A human hemoglobin variant occurs in certain populations. The variant hemoglobin is slightly defective in its oxygen carrying function, causing a mild anemia. Normal alpha-hemoglobin has 141 amino acids, while the variant α-polypeptide is 150 amino acids long.

Beginning with the final amino acid coding codon (CGU Arg) the 3' region of the normal α-globin mRNA has the sequence:

5’ ...CGU UAA CCU UCG GUA GCA UGU GAU CCU CAC UAG GCC UCC GGG... 3’

a) Based on this information, explain how the variant α-hemoglobin is likely generated.

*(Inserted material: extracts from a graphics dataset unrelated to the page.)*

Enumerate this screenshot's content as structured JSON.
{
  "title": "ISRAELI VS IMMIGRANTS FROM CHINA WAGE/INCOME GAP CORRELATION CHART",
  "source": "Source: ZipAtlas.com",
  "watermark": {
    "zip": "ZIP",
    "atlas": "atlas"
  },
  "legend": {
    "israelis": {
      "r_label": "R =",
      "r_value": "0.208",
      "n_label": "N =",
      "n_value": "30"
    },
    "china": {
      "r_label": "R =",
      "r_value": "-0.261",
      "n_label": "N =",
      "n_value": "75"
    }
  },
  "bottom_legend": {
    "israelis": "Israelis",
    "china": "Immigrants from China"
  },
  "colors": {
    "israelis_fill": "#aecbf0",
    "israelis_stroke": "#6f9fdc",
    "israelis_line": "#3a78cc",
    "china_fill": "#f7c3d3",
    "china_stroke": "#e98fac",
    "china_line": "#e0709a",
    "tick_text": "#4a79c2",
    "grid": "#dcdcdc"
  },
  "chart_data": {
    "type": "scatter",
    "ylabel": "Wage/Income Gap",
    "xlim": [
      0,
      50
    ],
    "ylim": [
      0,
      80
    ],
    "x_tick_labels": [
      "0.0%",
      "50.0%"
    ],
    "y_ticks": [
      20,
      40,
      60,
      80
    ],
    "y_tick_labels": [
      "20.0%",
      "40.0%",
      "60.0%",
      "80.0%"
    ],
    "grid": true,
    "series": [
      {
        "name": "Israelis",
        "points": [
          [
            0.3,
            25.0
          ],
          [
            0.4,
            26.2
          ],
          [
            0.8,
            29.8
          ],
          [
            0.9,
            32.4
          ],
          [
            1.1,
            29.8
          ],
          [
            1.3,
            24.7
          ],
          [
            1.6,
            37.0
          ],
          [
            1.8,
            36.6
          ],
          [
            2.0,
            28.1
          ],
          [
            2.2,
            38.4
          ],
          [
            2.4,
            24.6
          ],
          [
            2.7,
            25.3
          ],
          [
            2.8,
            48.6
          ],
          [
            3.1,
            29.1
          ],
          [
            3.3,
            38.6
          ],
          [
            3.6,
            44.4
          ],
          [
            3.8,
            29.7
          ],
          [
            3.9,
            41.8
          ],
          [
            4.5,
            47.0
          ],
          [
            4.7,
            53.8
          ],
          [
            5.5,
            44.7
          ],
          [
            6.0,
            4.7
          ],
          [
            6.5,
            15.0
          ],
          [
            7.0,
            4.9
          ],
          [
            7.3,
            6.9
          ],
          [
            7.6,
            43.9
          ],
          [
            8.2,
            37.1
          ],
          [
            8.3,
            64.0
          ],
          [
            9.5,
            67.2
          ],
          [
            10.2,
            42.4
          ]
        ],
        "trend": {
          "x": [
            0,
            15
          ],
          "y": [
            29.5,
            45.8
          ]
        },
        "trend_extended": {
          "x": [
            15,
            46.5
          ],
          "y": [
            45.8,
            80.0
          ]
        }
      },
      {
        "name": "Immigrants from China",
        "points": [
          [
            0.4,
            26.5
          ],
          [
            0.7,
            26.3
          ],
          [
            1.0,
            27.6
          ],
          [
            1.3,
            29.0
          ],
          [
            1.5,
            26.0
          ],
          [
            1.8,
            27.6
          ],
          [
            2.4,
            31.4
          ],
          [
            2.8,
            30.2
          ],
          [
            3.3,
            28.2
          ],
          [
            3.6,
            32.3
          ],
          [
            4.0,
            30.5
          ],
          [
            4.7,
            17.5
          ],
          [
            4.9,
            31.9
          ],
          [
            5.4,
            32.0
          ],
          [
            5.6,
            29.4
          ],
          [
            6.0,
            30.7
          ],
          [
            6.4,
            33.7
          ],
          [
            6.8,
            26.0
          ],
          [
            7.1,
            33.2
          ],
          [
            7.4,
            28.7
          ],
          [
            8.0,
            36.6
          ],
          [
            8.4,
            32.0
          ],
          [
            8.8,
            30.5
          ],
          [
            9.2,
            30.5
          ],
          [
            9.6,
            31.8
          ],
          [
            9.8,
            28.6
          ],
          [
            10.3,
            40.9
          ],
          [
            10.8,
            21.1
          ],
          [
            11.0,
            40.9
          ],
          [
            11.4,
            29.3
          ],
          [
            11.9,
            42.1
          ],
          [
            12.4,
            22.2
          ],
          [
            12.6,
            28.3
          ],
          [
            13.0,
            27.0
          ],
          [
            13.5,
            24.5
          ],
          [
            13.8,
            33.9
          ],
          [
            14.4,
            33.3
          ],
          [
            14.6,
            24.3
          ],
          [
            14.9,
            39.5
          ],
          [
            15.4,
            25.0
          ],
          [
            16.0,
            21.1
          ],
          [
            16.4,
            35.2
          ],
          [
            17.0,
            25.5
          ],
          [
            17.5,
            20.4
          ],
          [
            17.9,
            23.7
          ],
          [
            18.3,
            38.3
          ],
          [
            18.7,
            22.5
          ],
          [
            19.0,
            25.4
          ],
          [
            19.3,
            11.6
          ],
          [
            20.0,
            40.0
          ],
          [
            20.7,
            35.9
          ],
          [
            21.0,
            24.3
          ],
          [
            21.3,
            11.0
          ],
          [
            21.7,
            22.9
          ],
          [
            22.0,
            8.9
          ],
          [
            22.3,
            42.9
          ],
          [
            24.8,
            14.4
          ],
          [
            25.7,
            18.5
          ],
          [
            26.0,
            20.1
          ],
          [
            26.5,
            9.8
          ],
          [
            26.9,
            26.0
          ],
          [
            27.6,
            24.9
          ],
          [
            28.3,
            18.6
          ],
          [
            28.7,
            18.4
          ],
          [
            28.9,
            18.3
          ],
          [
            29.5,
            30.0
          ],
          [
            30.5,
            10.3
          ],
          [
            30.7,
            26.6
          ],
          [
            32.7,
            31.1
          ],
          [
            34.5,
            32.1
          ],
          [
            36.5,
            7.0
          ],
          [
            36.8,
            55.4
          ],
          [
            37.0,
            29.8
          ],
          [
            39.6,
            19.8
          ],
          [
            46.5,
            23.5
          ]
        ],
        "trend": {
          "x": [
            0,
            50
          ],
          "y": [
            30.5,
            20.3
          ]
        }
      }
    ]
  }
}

b) What is the sequence of the four C terminal amino acids of the variant α-hemoglobin.

Answer 1

a.

The second codon from 5' end in the above strand is a stop codon. That is why the translation stops there to make it a 141 amino acid chain.

A point mutation from UAA to UAC or UAU will convert it in to a code for Tyrosine amio acid. Because of this the rest of the triplet codons also code and make it in to a 150 amino acid long. Again UAG is a atop codon. So, when the translation reaches UAC, it does not code for any amino acid, so the translation stops here. This is how 9 triplet codons get added and 9 amino acids are coded more making it 150 amino acid chain. It is a transversion mutation because a purine (A) is changed to pyrimidine (C/U).

b.

In a polypeptide chain, the left end of the polypeptide is called N terminus because it is hear the amio group is free. On the right hand is the carboxyl end because here the carboxyl group is free.

UGU,GAU,CCU,CAC are the sequence of codons towards the C terminal end. They code for following amino acids.

UGU--Cys

GAU--Asp

CCU---Pro

CAC---His

Cys-Asp-Pro-His are the four amino acids towards the carboxyl end or C terminal end of the polypeptide chain of the variant hemoglobin.